SuaraCianjur.id- Dokumen Polri disebtu telah bocor oleh seorang pengguna situs gelap Brached Forum yang menamai dirinya Meki. Dirinya mengklaim sebanyak 26 juta dokumen Polri bocor ke publik.

Merespon soal klaim tersebut, Kepala Divisi Humas Polri Irjen Pol. Dedi Prasetyo menyebutkan, jika 26 juta dokumen yang dibocorkan oleh seorang peretas tersebut adalah data yang sudah usang.

"Saya sudah tanyakan. Setelah didalami Tim Siber, itu hoaks. Data pada tahun 2016," terang Dedi, Jumat (23/9/2022).

Selain data tersebut telah using, dokumen tersebut juga dianggap mudah didapatkan dari internet.

Dedi memberikan contoh tidak ada keterkaitan antara data yang satu dengan yang lainnya.  Seperti data Polda Kalimantan Tengah tidak ada keterkaitan dengan data dari Polda Metro Jaya.

"Data itu bisa didapat di internet, datanya dari Polda Kalteng ya enggak nyambung dengan Polda Metro," terang Dedi.

Kendati demikian, dugaan kebocoran data tersebut akan tetap dilakukan pendalaman, utnuk melacak siapa pelaku penyebarnya, kemudian akan diproses secara hukum.

"Ya, penyebarnya masih didalami lagi supaya Ditsiber Polda Metro Jaya saja enggak usah Mabes," jelas Dedi.

Sebelumnya beredar tentang 26 juta dokumen Polri bocor ke publik.
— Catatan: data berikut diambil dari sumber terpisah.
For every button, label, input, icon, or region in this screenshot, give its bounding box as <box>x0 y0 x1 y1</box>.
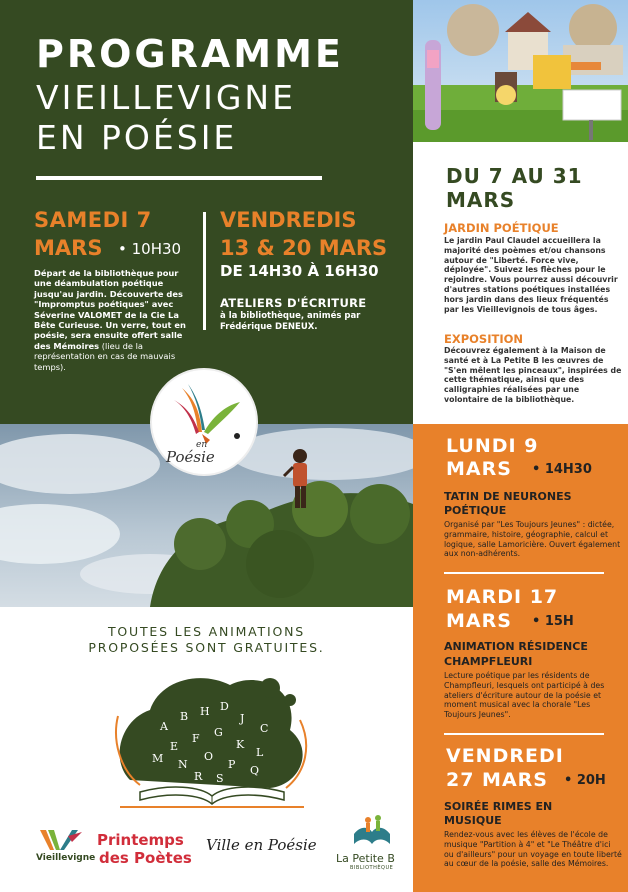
svg-text:R: R <box>194 770 203 783</box>
title-divider <box>36 176 322 180</box>
svg-text:J: J <box>240 712 245 725</box>
event-mardi-time: • 15H <box>532 614 574 629</box>
event-mardi-title2: CHAMPFLEURI <box>444 655 533 668</box>
svg-text:H: H <box>200 705 210 718</box>
title-vieillevigne: VIEILLEVIGNE <box>36 78 296 117</box>
exposition-text: Découvrez également à la Maison de santé et à La Petite B les œuvres de "S'en mêlent les pinceaux", inspirées de cette thématique, ainsi que des calligraphies réalisées par une volontaire de la bibliothèque. <box>444 346 622 404</box>
svg-text:P: P <box>228 758 236 771</box>
event-lundi-title2: POÉTIQUE <box>444 504 507 517</box>
la-petite-b-text: La Petite B <box>336 852 395 865</box>
event-vendredi-title2: MUSIQUE <box>444 814 502 827</box>
event-vendredi-month: 27 MARS <box>446 769 548 791</box>
period-line2: MARS <box>446 188 516 212</box>
event-vendredi-time: • 20H <box>564 773 606 788</box>
event-mardi-day: MARDI 17 <box>446 586 559 608</box>
svg-text:G: G <box>214 726 223 739</box>
event-mardi-title1: ANIMATION RÉSIDENCE <box>444 640 588 653</box>
svg-text:L: L <box>256 746 264 759</box>
vendredis-ateliers: ATELIERS D'ÉCRITURE <box>220 296 367 310</box>
book-letters-illustration <box>100 660 324 812</box>
event-lundi-title1: TATIN DE NEURONES <box>444 490 572 503</box>
samedi-day: SAMEDI 7 <box>34 208 152 232</box>
samedi-time: • 10H30 <box>118 240 182 258</box>
event-lundi-time: • 14H30 <box>532 462 592 477</box>
event-mardi-text: Lecture poétique par les résidents de Champfleuri, lesquels ont participé à des ateliers d'écriture autour de la poésie et moment musical avec la chorale "Les Toujours Jeunes". <box>444 671 605 720</box>
svg-text:O: O <box>204 750 214 763</box>
open-book-icon <box>100 660 324 812</box>
event-lundi-month: MARS <box>446 458 512 480</box>
event-lundi-day: LUNDI 9 <box>446 435 539 457</box>
printemps-logo-line2: des Poètes <box>99 849 192 867</box>
svg-text:C: C <box>260 722 269 735</box>
exposition-heading: EXPOSITION <box>444 332 524 346</box>
event-vendredi-title1: SOIRÉE RIMES EN <box>444 800 553 813</box>
event-mardi-month: MARS <box>446 610 512 632</box>
printemps-logo-line1: Printemps <box>97 831 184 849</box>
samedi-desc-main: Départ de la bibliothèque pour une déambulation poétique jusqu'au jardin. Découverte des "Impromptus poétiques" avec Séverine VALOMET de la Cie La Bête Curieuse. Un verre, tout en poésie, sera ensuite offert salle des Mémoires <box>34 268 186 351</box>
vieillevigne-logo-text: Vieillevigne <box>36 853 96 863</box>
event-divider <box>444 733 604 735</box>
ville-en-poesie-logo: Ville en Poésie <box>206 836 317 854</box>
vendredis-day: VENDREDIS <box>220 208 357 232</box>
event-vendredi-day: VENDREDI <box>446 745 564 767</box>
svg-text:D: D <box>220 700 229 713</box>
event-divider <box>444 572 604 574</box>
logo-poesie: Poésie <box>166 448 215 466</box>
svg-text:S: S <box>216 772 224 785</box>
svg-text:Q: Q <box>250 764 260 777</box>
playground-illustration <box>413 0 628 142</box>
vendredis-dates: 13 & 20 MARS <box>220 236 388 260</box>
svg-text:B: B <box>180 710 189 723</box>
period-line1: DU 7 AU 31 <box>446 164 583 188</box>
vendredis-time: DE 14H30 À 16H30 <box>220 262 379 280</box>
samedi-description <box>34 268 189 372</box>
column-divider <box>203 212 206 330</box>
playground-photo <box>413 0 628 142</box>
event-lundi-text: Organisé par "Les Toujours Jeunes" : dictée, grammaire, histoire, géographie, calcul et logique, salle Lamoricière. Ouvert également aux non-adhérents. <box>444 520 621 559</box>
svg-text:K: K <box>236 738 245 751</box>
jardin-text: Le jardin Paul Claudel accueillera la majorité des poèmes et/ou chansons autour de "Liberté. Force vive, déployée". Suivez les flèches pour le rejoindre. Vous pourrez aussi découvrir d'autres stations poétiques installées hors jardin dans des lieux fréquentés par les Vieillevignois de tous âges. <box>444 236 618 314</box>
svg-text:A: A <box>160 720 168 733</box>
event-vendredi-text: Rendez-vous avec les élèves de l'école de musique "Partition à 4" et "Le Théâtre d'ici ou d'ailleurs" pour un voyage en toute liberté au cœur de la poésie, salle des Mémoires. <box>444 830 622 869</box>
samedi-month: MARS <box>34 236 103 260</box>
title-programme: PROGRAMME <box>36 32 344 76</box>
la-petite-b-subtext: BIBLIOTHÈQUE <box>350 865 394 871</box>
svg-text:F: F <box>192 732 200 745</box>
jardin-heading: JARDIN POÉTIQUE <box>444 221 559 235</box>
en-poesie-logo <box>152 370 256 474</box>
svg-text:E: E <box>170 740 179 753</box>
svg-text:N: N <box>178 758 188 771</box>
samedi-desc-note: (lieu de la représentation en cas de mauvais temps). <box>34 340 176 372</box>
vieillevigne-logo-icon <box>38 828 86 852</box>
title-en-poesie: EN POÉSIE <box>36 118 238 157</box>
svg-text:M: M <box>152 752 164 765</box>
la-petite-b-logo <box>350 814 394 854</box>
la-petite-b-logo-icon <box>350 814 394 850</box>
vendredis-description: à la bibliothèque, animés par Frédérique DENEUX. <box>220 311 361 332</box>
free-line2: PROPOSÉES SONT GRATUITES. <box>88 640 325 655</box>
vieillevigne-logo <box>38 828 86 856</box>
free-line1: TOUTES LES ANIMATIONS <box>107 624 306 639</box>
logo-en: en <box>196 440 208 450</box>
Dokumen tersebut diunggah dalam situs gelap bernama Brached Forum, oleh pengguna menamai dirinya Meki.

Baca Juga: Hakim Agung Sudrajad Jadi Tersangka Kasus Dugaan Suap Perkara, DPR RI: Kini Menjadi Pembela yang Bayar

Dalam unggahan tersebut dirinya mengklaim data tersebut telah bocor dan diberi nama "26M Database National Police Identity of Indonesia Republic".

Sumber:Suara.com

Unggahan itu terposting pada hari Rabu (21/9) dan diklaim memiliki semua data Polri.